Abstract

Several high temperature polyimides, as model polymers with various chain rigidities and chain orders, were synthesized through the polycondensation of p-phenylene diamine (PDA) with five different aromatic dianhydrides [i.e., pyromellitic dianhydride (PMDA), biphenyltetracarboxylic dianhydride (BPDA), 4,4′-oxydiphthalic anhydride (ODPA), benzophenonetetracarboxylic dianhydride (BTDA), and 4,4′-hexafluoroisopropylidenediphthalic anhydride (6F)], and investigated in terms of structure and properties. Both fully rodlike PMDA-PDA and ether-linked ODPA-PDA polyimides showed excellent orientation and poor ordering of chain in x-ray diffraction patterns, whereas both biphenyl-linked (BPDA-PDA) and carbonyl-linked (BTDA-PDA) polyimides exhibited excellent orientation and high ordering of chain. However, hexafluoroisopropylidene-linked 6F-PDA polyimide is structureless.
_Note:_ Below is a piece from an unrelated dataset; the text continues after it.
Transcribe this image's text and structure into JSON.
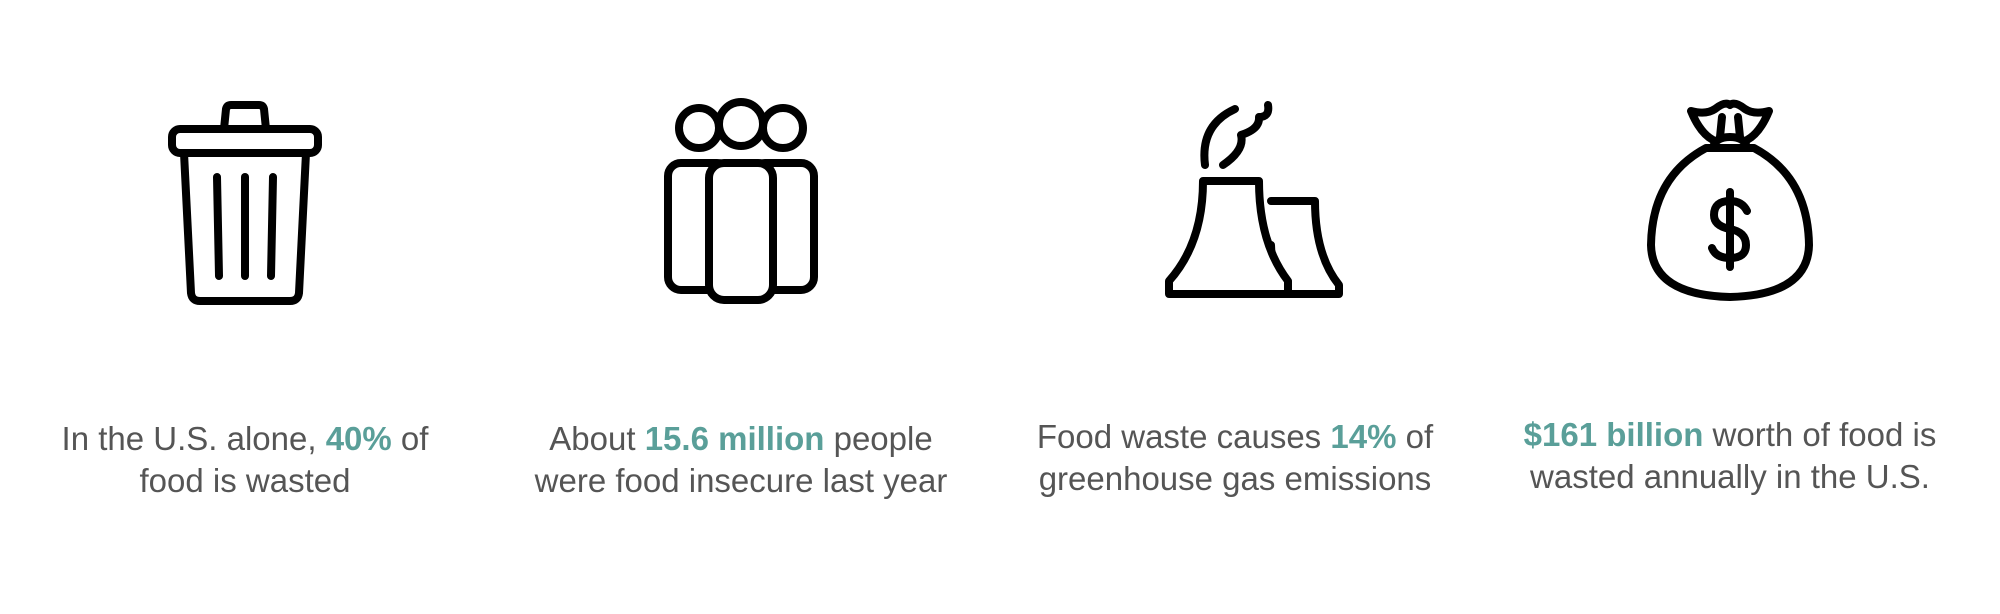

The coherence length along the chain axis, which is a measure of chain rigidity and ordering, was estimated from (00l) peaks of x-ray diffraction patters: 6F-PDA (could not be measured) <ODPA-PDA (95 Å)<BTDA-PDA (98 Å)<BPDA-PDA (104 Å)<PMDA-PDA (130 Å). In films prepared on substrates, all polyimides were preferentially oriented in the film plane. However, the degree of molecular in-plane orientation strongly depended on the coherence length. Higher coherence length, i.e., higher chain rigidity and ordering, caused higher in-plane orientation of chains. However, the chain rigidity is more critically responsible for molecular in-plane orientation, in comparison to the chain ordering. Higher in-plane orientation of chains led to larger anisotropies of refractive indices and dielectric constants, higher in-plane modulus, lower in-plane thermal expansion coefficient, and lower residual stress.